Le contexte délétère est devenu tel dans les années 90 que le marginalisme de Solow et Cie, médiatisé au profit des militants no-global par des gens comme Stiglitz, rapidement libéré de la Banque mondiale pour jouer son rôle de médiateur, a été colporté comme étant supérieur au communisme authentique. Ces gens ont prudemment commencé à prendre leurs distances avec une URSS dogmatique pervertie de l’intérieur par le catéchisme hypocrite des assassins rabbiniques de Staline, qui ont finalement pris le pouvoir avec Khrouchtchev. Il n’est pas nécessaire de gratter profondément sous la surface pour se rendre compte que le “stalinisme” qu’ils dénoncent n’a rien à voir avec le marxisme de Staline ou celui de Trotsky – qu’ils considèrent encore pire que Staline lui-même – mais surtout avec leurs propres crimes dictatoriaux – et celui de Yeshov. Les pires criminels aiment ériger des mémoriaux pour dissimuler leurs propres traces. Ces crimes, ils ont ensuite eu besoin de les imputer à leur sauveur, Staline, un authentique communiste. La méthode est toujours la même : les criminels tentent toujours d’effacer leurs traces.

L’Histoire est en effet l’un des principaux enjeux de la lutte des classes : Mais Staline n’a jamais réécrit l’Histoire de manière aussi sale et intéressée qu’eux. Ce processus a commencé précisément après leur changement d’allégeance en 1948, suite à la proclamation unilatérale d’Israël (un État toujours illégal en l’absence d’un État palestinien indépendant, mais qui n’aurait pas survécu à sa naissance si Staline n’avait pas transmis les armes nécessaires par l’intermédiaire de l’Allemagne de l’Est, à une époque où les États-Unis menaient une diplomatie pro-arabe et pro-saoudienne au Moyen-Orient). L’accord officieux de Genève né de ma proposition “Camp David II”, rédigé dans les circonstances les plus difficiles – voir les annexes de mon Pour Marx, contre le nihilisme – a été rejeté de façon meurtrière par une série de crimes les plus crapuleux pour lesquels le jour du jugement viendra inévitablement, comme toujours dans l’Histoire).

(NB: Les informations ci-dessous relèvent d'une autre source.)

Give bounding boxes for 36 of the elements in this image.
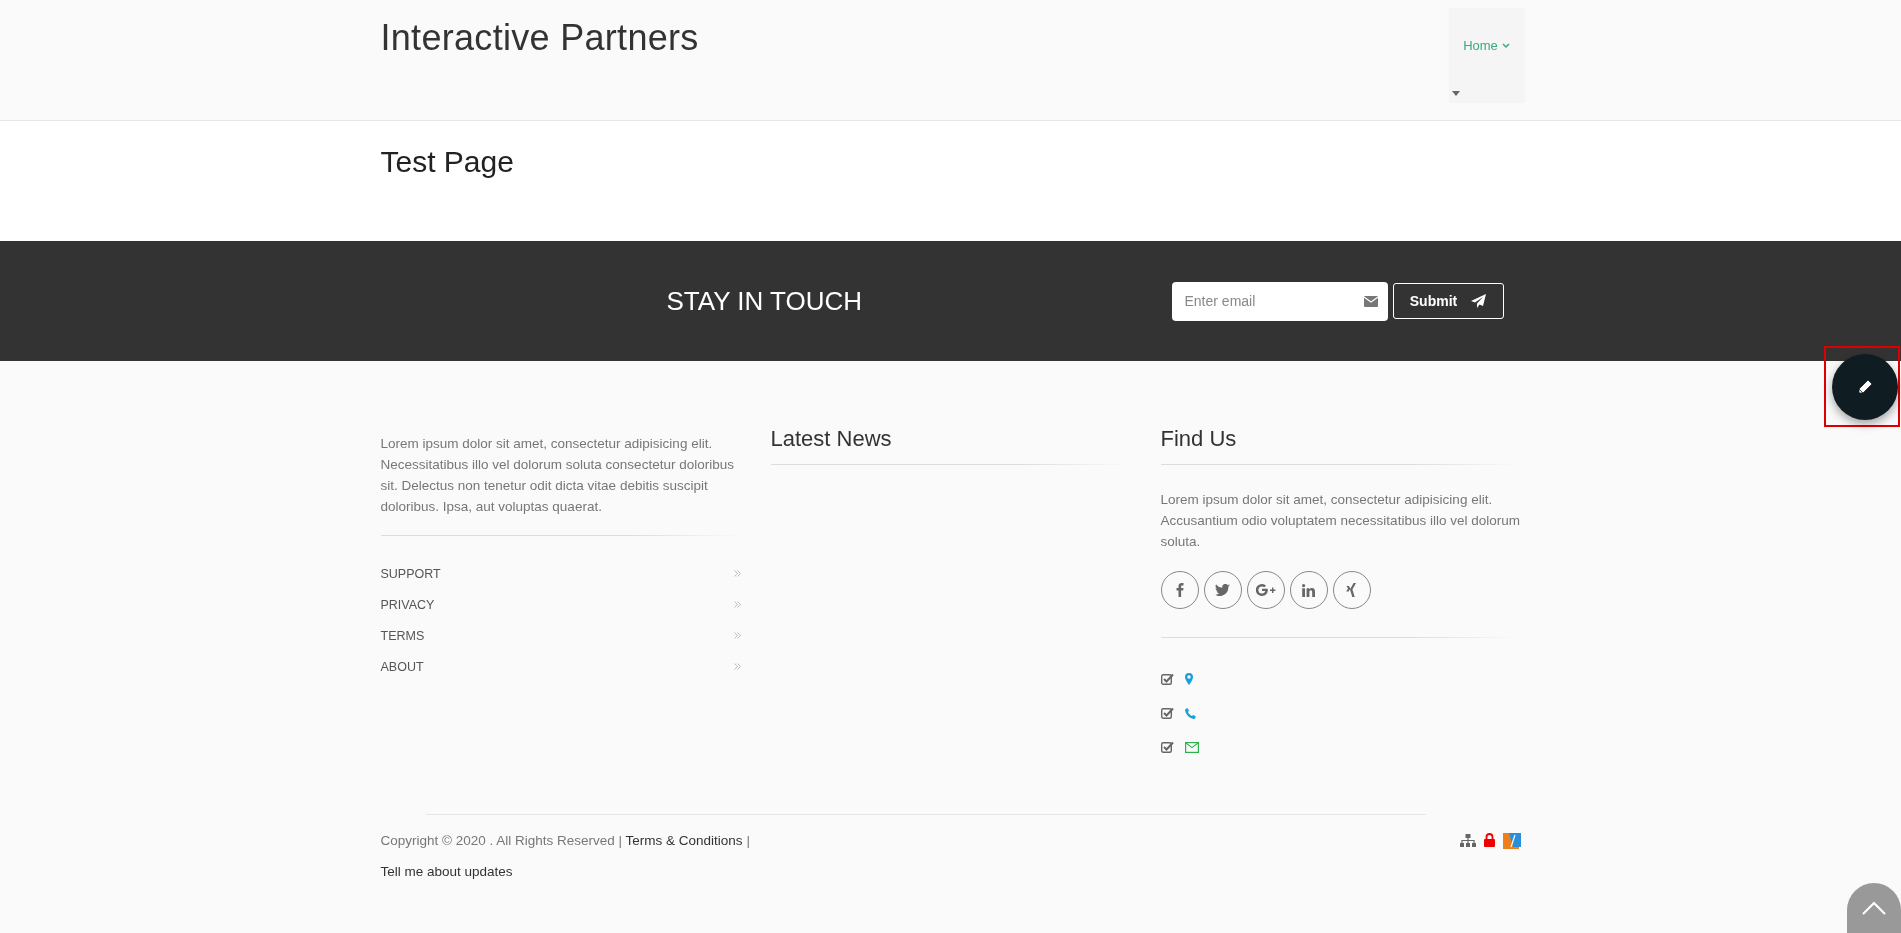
footer-link[interactable]: SUPPORT xyxy=(380,558,741,589)
xing-icon xyxy=(1346,583,1357,597)
double-chevron-icon xyxy=(733,632,741,639)
double-chevron-icon xyxy=(733,663,741,670)
back-to-top-button[interactable] xyxy=(1847,883,1901,933)
about-text: Lorem ipsum dolor sit amet, consectetur adipisicing elit. Necessitatibus illo vel dolorum soluta consectetur doloribus sit. Delectus non tenetur odit dicta vitae debitis suscipit doloribus. Ipsa, aut voluptas quaerat. xyxy=(380,435,735,516)
copyright-text: Copyright © 2020 . All Rights Reserved | Terms & Conditions | xyxy=(380,832,750,848)
find-us-text: Lorem ipsum dolor sit amet, consectetur adipisicing elit. Accusantium odio voluptatem necessitatibus illo vel dolorum soluta. xyxy=(1160,491,1521,551)
chevron-up-icon xyxy=(1862,901,1886,915)
double-chevron-icon xyxy=(733,570,741,577)
email-field[interactable]: Enter email xyxy=(1171,281,1388,321)
column-heading: Latest News xyxy=(770,425,893,453)
paper-plane-icon xyxy=(1471,294,1487,308)
site-title[interactable]: Interactive Partners xyxy=(380,17,699,59)
footer-link[interactable]: PRIVACY xyxy=(380,589,741,620)
page-title: Test Page xyxy=(380,144,515,179)
double-chevron-icon xyxy=(733,601,741,608)
submit-button[interactable]: Submit xyxy=(1392,283,1504,319)
newsletter-heading: STAY IN TOUCH xyxy=(666,285,864,317)
letter-f-icon xyxy=(1175,583,1184,597)
terms-link[interactable]: Terms & Conditions xyxy=(625,832,743,848)
caret-icon xyxy=(1451,91,1460,96)
footer-link[interactable]: TERMS xyxy=(380,620,741,651)
envelope-icon xyxy=(1363,295,1378,307)
footer-link[interactable]: ABOUT xyxy=(380,651,741,682)
g-plus-icon xyxy=(1255,584,1276,596)
in-icon xyxy=(1302,583,1315,597)
sitemap-icon xyxy=(1459,833,1476,847)
lock-icon xyxy=(1483,833,1495,847)
updates-link[interactable]: Tell me about updates xyxy=(380,864,1521,879)
bird-icon xyxy=(1215,584,1230,596)
logo-icon xyxy=(1502,831,1521,849)
pencil-icon xyxy=(1857,378,1873,395)
column-heading: Find Us xyxy=(1160,425,1238,453)
edit-button[interactable] xyxy=(1832,353,1898,420)
chevron-down-icon xyxy=(1501,42,1510,49)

La vérité est que Staline a été rendu responsable des crimes commis par le juif soviétique Yeshov, le Sade de la révolution bolchévique. Il a ensuite été religieusement sali dans l’application rigoureuse des rituels habituels d’occultation et d’usurpation de la Mémoire historique, même si le prétendu “stalinisme” à dénoncer n’avait rien à voir avec Staline lui-même. Il était mort depuis de nombreuses années lorsque les dénonciations ouvertes au sein de l’URSS ont été initiées en 1956. Cette campagne d’agit-prop s’est amplifiée notamment après l’échec de la contre-révolution hongroise. Même Trotski n’a jamais tenté de salir Staline d’une manière aussi ridicule. Il a toujours pris soin de le critiquer d’un point de vue strictement marxiste – de même, Mao parlait de contradictions au sein du prolétariat et entre celui-ci et la bourgeoisie. En fait, la position de Trotski a exaspéré la CIA et des gens comme Max Shachtman, un hystérique et démagogue, surtout après que Trotski ait refusé d’être manipulé par eux contre le dirigeant soviétique (voir la question de la Finlande). Cette position communiste de principe a probablement conduit à l’assassinat de Trotsky avec de nombreuses complicités, notamment de l’OCRA fasciste et de ses liens étroits avec l’Espagne franquiste, et a ensuite été commodément, mais sans fondement, imputée à Staline. De même, Khrouchtchev et Kaganovic, et non Staline, étaient les commissaires envoyés par le Politburo en Ukraine … bien que Kaganovic n’ait jamais été aussi salissant que Khrouchtchev en ce qui concerne le rôle de Staline.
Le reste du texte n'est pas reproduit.